FAQ

1) Warum gehen obdachlose Menschen nicht zum Arzt? Es gibt doch Ärzte, die kostenlos behandeln.

Ja, es gibt in Hamburg Arztpraxen, die Menschen ohne Papiere kostenlos behandeln. Allerdings gibt es dort  keine Augenärzte oder Optikermeister und keine Brillen.

2) Es gibt auch obdachlose Menschen, die eine Brille tragen. Brauchen die denn zwei Brillen?

Auch unter den wohnlungslosen Menschen, gibt es einige, die eine Brille tragen. Allerdings sehen die meisten Menschen dadurch nicht mehr deutlich, weil sie schon sehr lange nicht mehr bei einem Optiker oder Augenarzt gewesen sind. Viele Menschen benötigen im Alter zusätzlich eine Lesebrille, da sich das Auge verändert.

3) Warum gehen die Leute nicht einfach zu einem Optiker und lassen ihre Augen überprüfen?

Diese Menschen haben eine große Scheu, andere um Hilfe zu bitten. Außerdem ist es ihnen oft unangenehm mit ihrem Aussehen und der Tatsache, dass sie kein Geld besitzen, ein solches Geschäft zu betreten.
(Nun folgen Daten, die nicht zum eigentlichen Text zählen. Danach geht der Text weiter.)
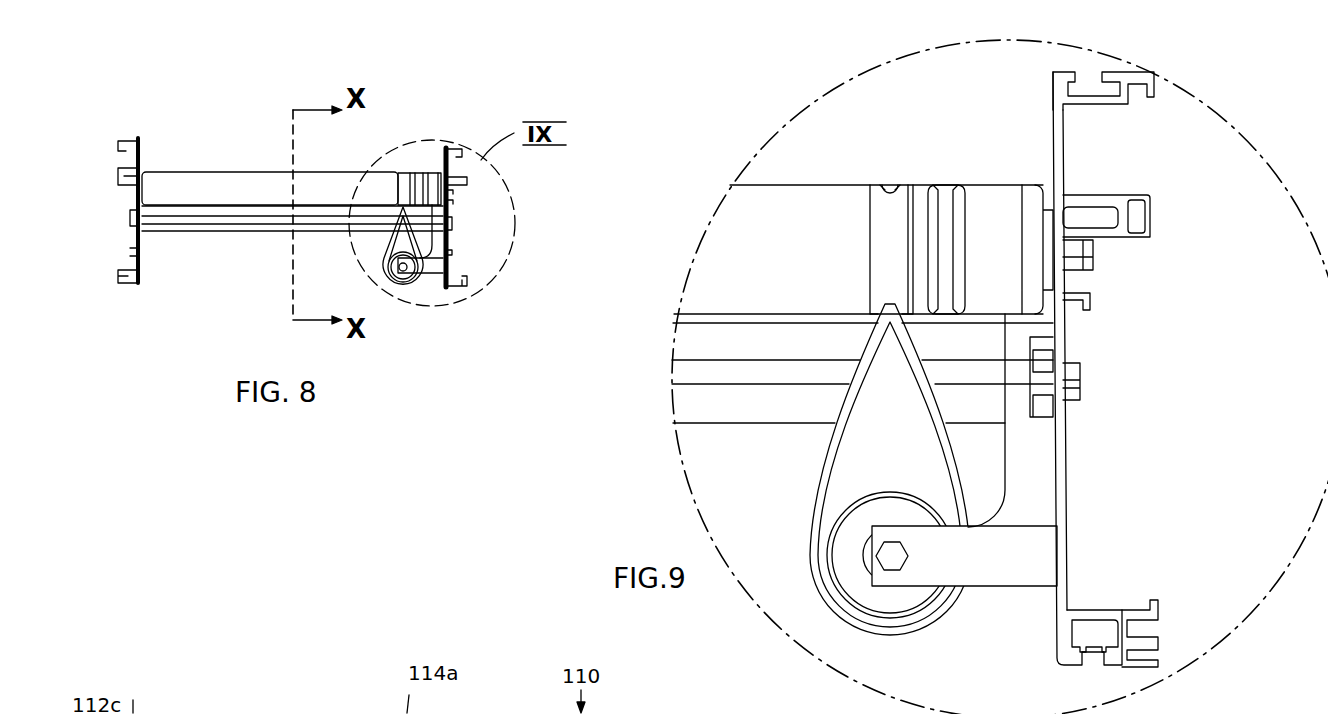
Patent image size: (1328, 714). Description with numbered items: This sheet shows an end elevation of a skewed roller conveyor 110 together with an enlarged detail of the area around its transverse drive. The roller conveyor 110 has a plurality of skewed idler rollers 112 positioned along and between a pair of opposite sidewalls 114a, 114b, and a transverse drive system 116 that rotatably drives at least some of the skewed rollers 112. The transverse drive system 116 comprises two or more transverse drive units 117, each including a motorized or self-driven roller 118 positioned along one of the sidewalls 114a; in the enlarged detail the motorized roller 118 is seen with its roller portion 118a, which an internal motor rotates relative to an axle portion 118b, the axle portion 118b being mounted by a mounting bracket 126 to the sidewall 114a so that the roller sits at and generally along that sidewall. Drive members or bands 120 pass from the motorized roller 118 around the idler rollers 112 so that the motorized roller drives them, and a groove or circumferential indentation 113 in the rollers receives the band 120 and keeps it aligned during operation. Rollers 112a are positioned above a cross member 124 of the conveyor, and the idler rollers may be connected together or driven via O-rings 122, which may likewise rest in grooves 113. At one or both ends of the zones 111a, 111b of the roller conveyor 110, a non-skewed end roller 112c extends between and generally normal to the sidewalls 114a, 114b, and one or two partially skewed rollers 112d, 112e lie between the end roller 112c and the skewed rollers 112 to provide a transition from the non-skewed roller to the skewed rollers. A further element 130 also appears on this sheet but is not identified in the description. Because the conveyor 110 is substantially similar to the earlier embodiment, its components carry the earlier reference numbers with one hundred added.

In FIG. 8, the roller conveyor 110 is at (206, 134).
In FIG. 8, the zone 111a is at (309, 710).
In FIG. 9, the zone 111b is at (835, 713).
In FIG. 8, the skewed idler roller 112 is at (360, 704).
In FIG. 8, the roller 112a is at (363, 703).
In FIG. 8, the end roller 112c is at (225, 184).
In FIG. 9, the end roller 112c is at (783, 200).
In FIG. 8, the partially skewed roller 112d is at (145, 680).
In FIG. 9, the partially skewed roller 112d is at (1175, 704).
In FIG. 8, the partially skewed roller 112e is at (185, 712).
In FIG. 9, the groove or circumferential indentation 113 is at (882, 258).
In FIG. 8, the sidewall 114a is at (447, 233).
In FIG. 9, the sidewall 114a is at (1068, 443).
In FIG. 8, the sidewall 114b is at (137, 259).
In FIG. 8, the transverse drive system 116 is at (417, 155).
In FIG. 9, the transverse drive system 116 is at (1170, 326).
In FIG. 8, the transverse drive unit 117 is at (369, 244).
In FIG. 9, the transverse drive unit 117 is at (1102, 403).
In FIG. 8, the motorized roller 118 is at (403, 277).
In FIG. 9, the motorized roller 118 is at (893, 608).
In FIG. 9, the roller portion 118a is at (867, 470).
In FIG. 9, the axle portion 118b is at (897, 557).
In FIG. 8, the drive member or band 120 is at (383, 253).
In FIG. 9, the drive member or band 120 is at (833, 483).
In FIG. 9, the O-ring 122 is at (890, 193).
In FIG. 8, the cross member 124 is at (218, 233).
In FIG. 9, the cross member 124 is at (742, 415).
In FIG. 8, the mounting bracket 126 is at (432, 270).
In FIG. 9, the mounting bracket 126 is at (1040, 500).
In FIG. 8, the screen 130 is at (526, 703).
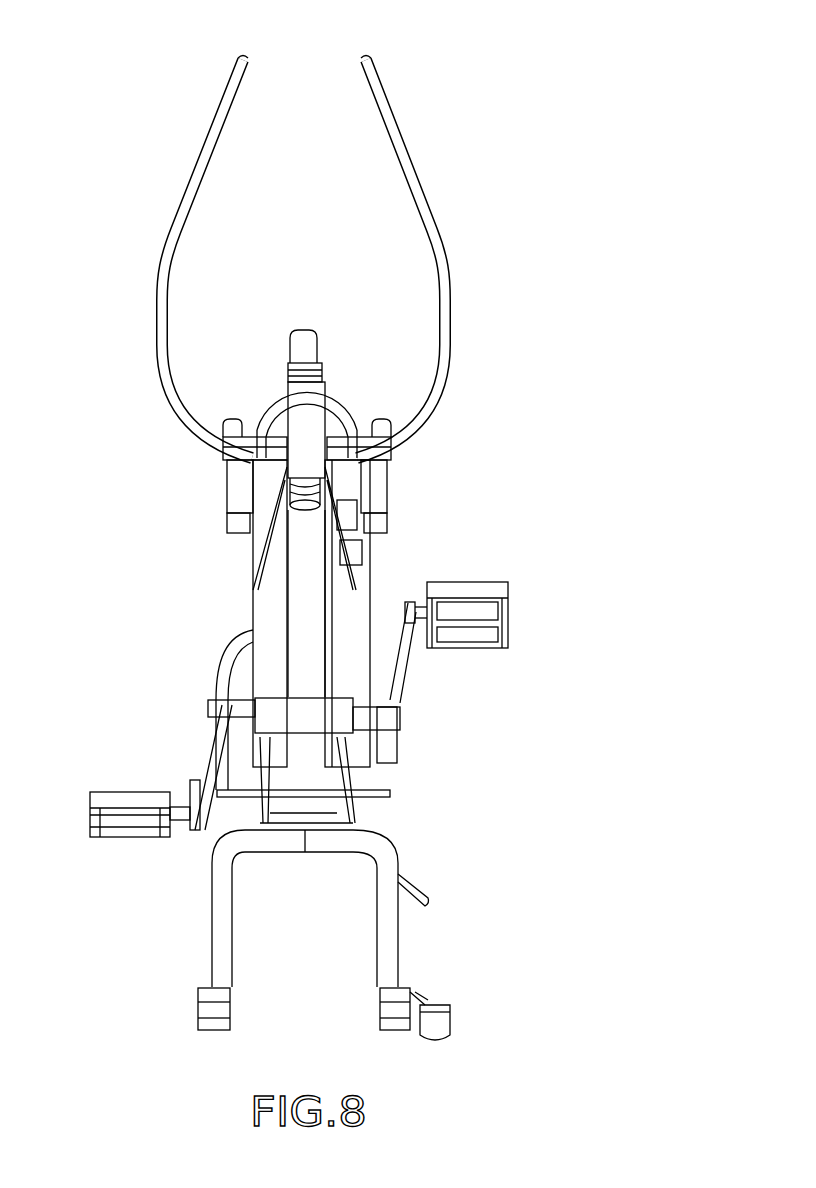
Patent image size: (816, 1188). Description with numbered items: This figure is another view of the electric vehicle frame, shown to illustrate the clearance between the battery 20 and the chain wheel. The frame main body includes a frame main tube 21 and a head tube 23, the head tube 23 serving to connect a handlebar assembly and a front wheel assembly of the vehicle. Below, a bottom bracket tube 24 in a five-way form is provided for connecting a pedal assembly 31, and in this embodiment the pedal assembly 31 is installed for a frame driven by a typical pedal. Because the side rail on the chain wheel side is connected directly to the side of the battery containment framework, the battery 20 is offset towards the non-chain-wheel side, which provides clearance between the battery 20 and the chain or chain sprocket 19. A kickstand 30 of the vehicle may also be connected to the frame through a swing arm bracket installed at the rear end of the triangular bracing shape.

The chain sprocket 19 is at (220, 663).
The battery 20 is at (267, 637).
The frame main tube 21 is at (305, 553).
The head tube 23 is at (307, 400).
The bottom bracket tube 24 is at (355, 718).
The kickstand 30 is at (210, 947).
The pedal assembly 31 is at (128, 793).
Ein weiterer Grund ist, dass die meisten wohnungslosen Menschen nicht krankenversichert sind und deshalb auch kein Augenarztbesuch möglich ist.

4) Wo kann ich meine gebrauchten Brillen sonst noch abgeben?

Z.B. in jeder Filiale unseres Kooperationspartners Optiker Bode, oder bei  einem unserer anderen Partner (siehe Partner) in Hamburg. Hier kennen die Mitarbeiter das Projekt „Mehrblick“ und geben Ihre abgegebenen Brillen an die Zentrale weiter. Dort werden sie gereinigt und neu vermessen. Sobald wieder neue Brillen für die Sprechstunde benötigt werden, holt Christiane Faude-Großmann die Brillen dort ab.

5) Gibt es das Projekt „Mehrblick“ auch in anderen Städten?

Ja, ab 2017 wird es auch in anderen Städten Norddeutschlands vertreten sein.